Indesign, Illustrator and even Photoshop are capable of creating style sheets, though inDesign is the most frequent program designers use. There are three basic styles that are helpful, can save time and provide a consistent format for paragraph styles, character styles and object styles within your document.
Here is a brief explanation of each:
Paragraph styles apply formatting to the entire text of a paragraph. This includes font, size, color, tracking, leading, hyphenation and alignment. There are many other options you can control with paragraph styles. To see all options, go to the main menu of InDesign under “Window” and go down the column where you will see “Paragraph Styles.” Click it, and the paragraph styles window will open. From there, you go to the pull-out menu at the top right corner of the window and click on “New Paragraph Style.” Here is where you will see a list of all the options you can customize for your paragraphs.
It is typically easier to format your text first, highlight your selection and then click on the “create new style” icon at the bottom of the window (box with a plus sign). This will define that particular paragraph style format. You can simply double-click on the default name “Paragraph Style 1” and rename it—heading, subhead, body or anything descriptive. This will make it easy to identify your style. To quickly apply this style to other parts of your document, select a paragraph or place your cursor within that paragraph and click on the style name.
Character styles apply formatting to a particular word or phrase within that paragraph, such as changing a color or font style (bold, italic). You can create this by using the Character Styles window, similar to the paragraph styles. There are a lot fewer options.
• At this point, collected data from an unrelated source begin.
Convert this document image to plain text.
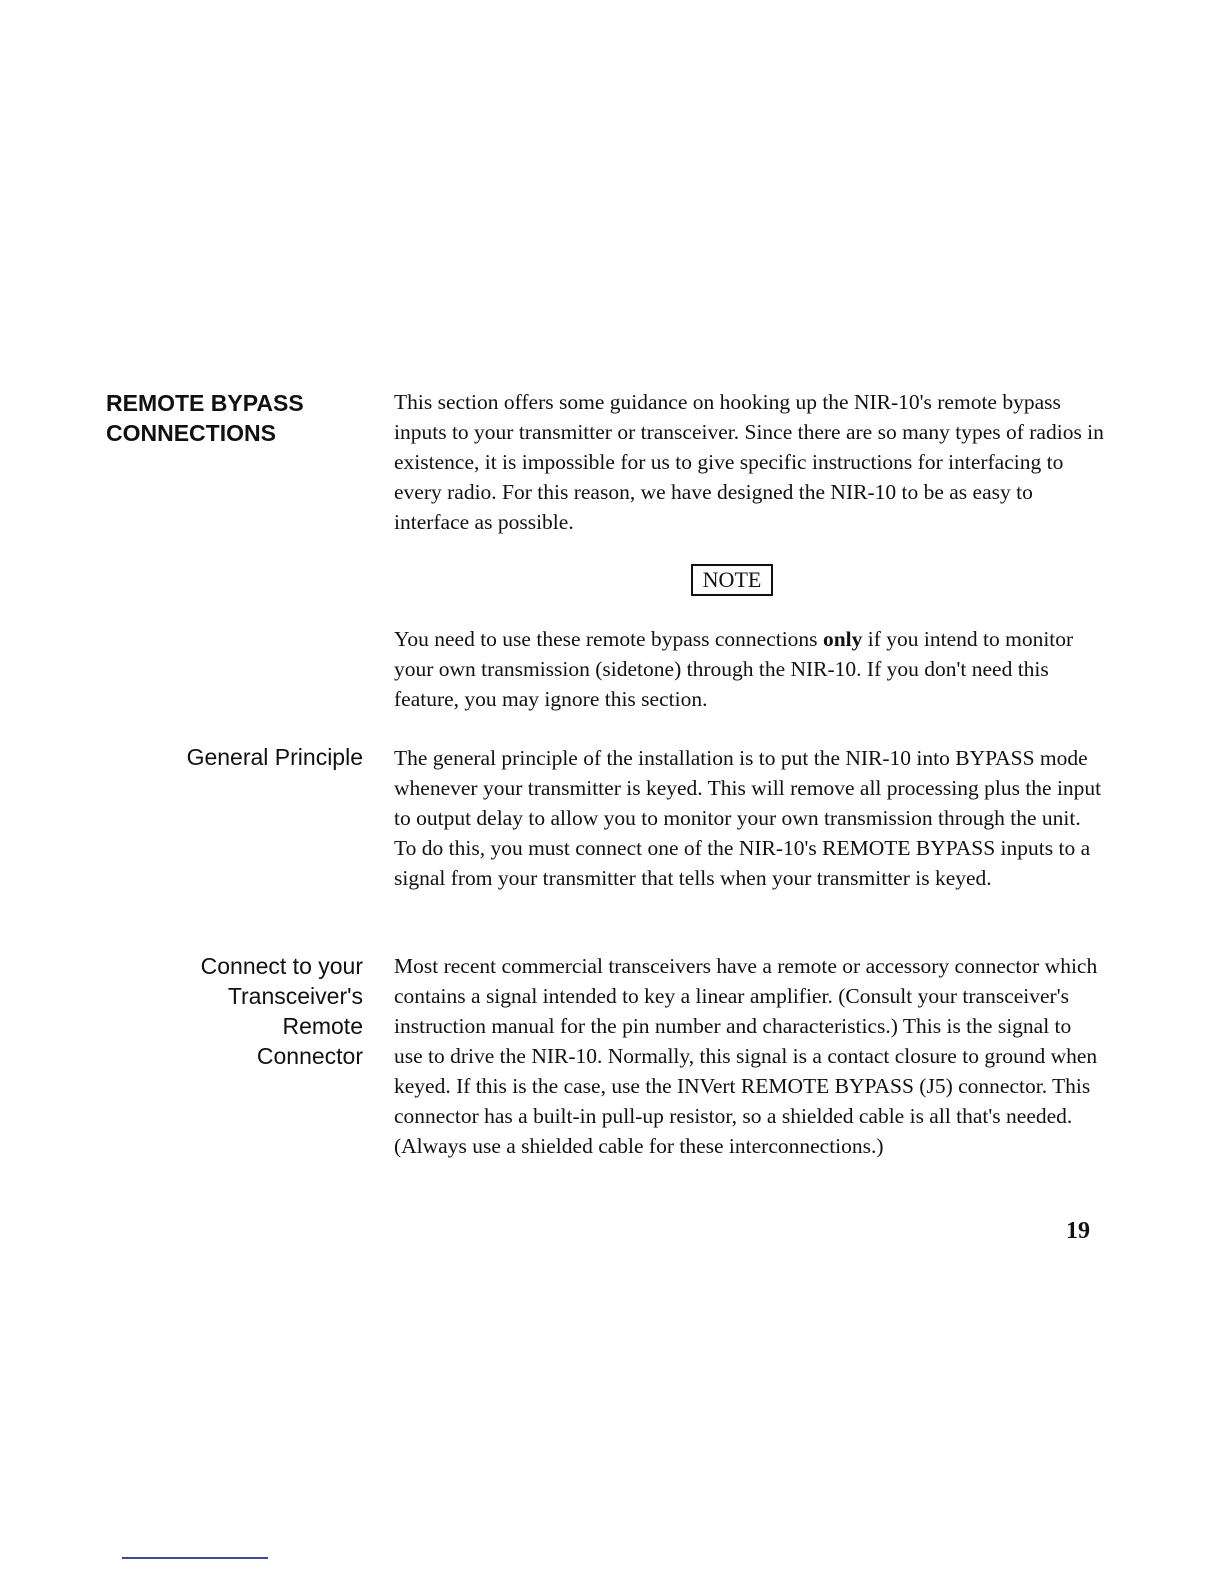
REMOTE BYPASS
CONNECTIONS

This section offers some guidance on hooking up the NIR-10's remote bypass inputs to your transmitter or transceiver. Since there are so many types of radios in existence, it is impossible for us to give specific instructions for interfacing to every radio. For this reason, we have designed the NIR-10 to be as easy to interface as possible.

NOTE

You need to use these remote bypass connections only if you intend to monitor your own transmission (sidetone) through the NIR-10. If you don't need this feature, you may ignore this section.

General Principle The general principle of the installation is to put the NIR-10 into BYPASS mode whenever your transmitter is keyed. This will remove all processing plus the input to output delay to allow you to monitor your own transmission through the unit. To do this, you must connect one of the NIR-10's REMOTE BYPASS inputs to a signal from your transmitter that tells when your transmitter is keyed.

Connect to your
Transceiver's
Remote
Connector

Most recent commercial transceivers have a remote or accessory connector which contains a signal intended to key a linear amplifier. (Consult your transceiver's instruction manual for the pin number and characteristics.) This is the signal to use to drive the NIR-10. Normally, this signal is a contact closure to ground when keyed. If this is the case, use the INVert REMOTE BYPASS (J5) connector. This connector has a built-in pull-up resistor, so a shielded cable is all that's needed. (Always use a shielded cable for these interconnections.)

19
An object style lets you apply formatting to selected objects—graphic frames or text frames—defining the fill and stroke color, drop shadows, transparency and text wraps to name a few (you can click on the object styles window panel pull-out menu at the top and go to “Style Options…” to see more).
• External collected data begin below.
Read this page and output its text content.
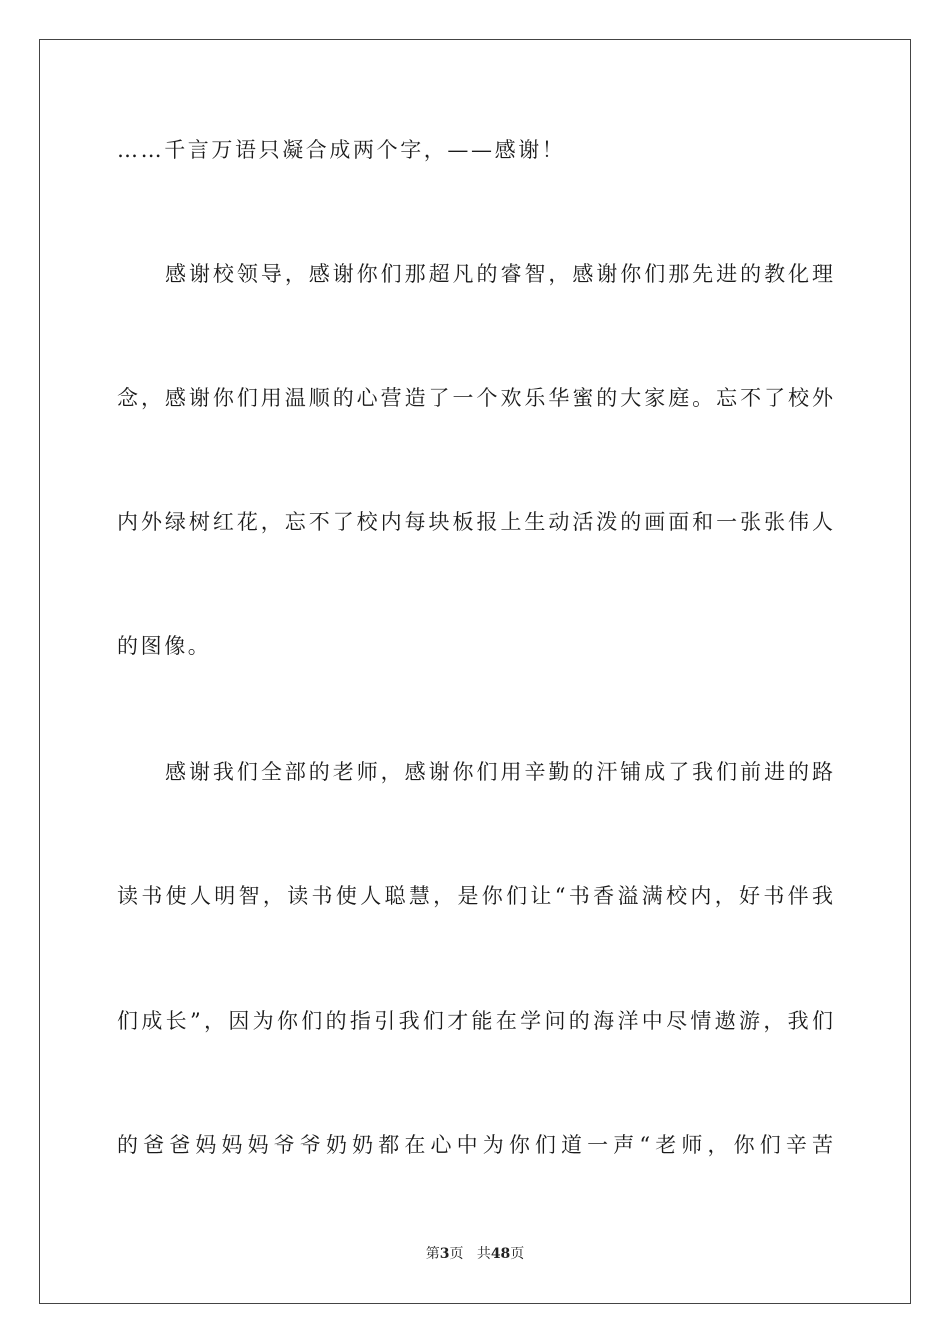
……千言万语只凝合成两个字，——感谢！
感谢校领导，感谢你们那超凡的睿智，感谢你们那先进的教化理
念，感谢你们用温顺的心营造了一个欢乐华蜜的大家庭。忘不了校外
内外绿树红花，忘不了校内每块板报上生动活泼的画面和一张张伟人
的图像。
感谢我们全部的老师，感谢你们用辛勤的汗铺成了我们前进的路
读书使人明智，读书使人聪慧，是你们让“书香溢满校内，好书伴我
们成长”，因为你们的指引我们才能在学问的海洋中尽情遨游，我们
的爸爸妈妈妈爷爷奶奶都在心中为你们道一声“老师，你们辛苦
第3页 共48页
With all styles, if you see a (+) plus sign next to your style name, this indicates something has been modified to your style. You can see where this is applied by clicking the “Style Override Highlighter” [a+] icon at the top of your style window. This will highlight anything that does not follow your custom styles. You can undo this by selecting the highlighted area and clicking on the “Clear override in this selection” icon at the bottom.
One of the benefits of having your styles defined is if you decide to make an edit to a particular style (perhaps a headline you want to increase the font size of), all you have to do is highlight the text you modified and go from your paragraph styles window to the pull-out menu and click “Redefine Style.” This will be reflected everywhere the style was used.
Without style sheets, if you wanted to change a certain feature throughout your document, you would have to manually format or remember to change these features in the rest of your document, wasting a lot of time or perhaps missing an instance.
It is also helpful to know that you can load styles from other documents you or someone else on your team created for a particular client. This will then keep all your files looking the same and keep everything on brand for the client.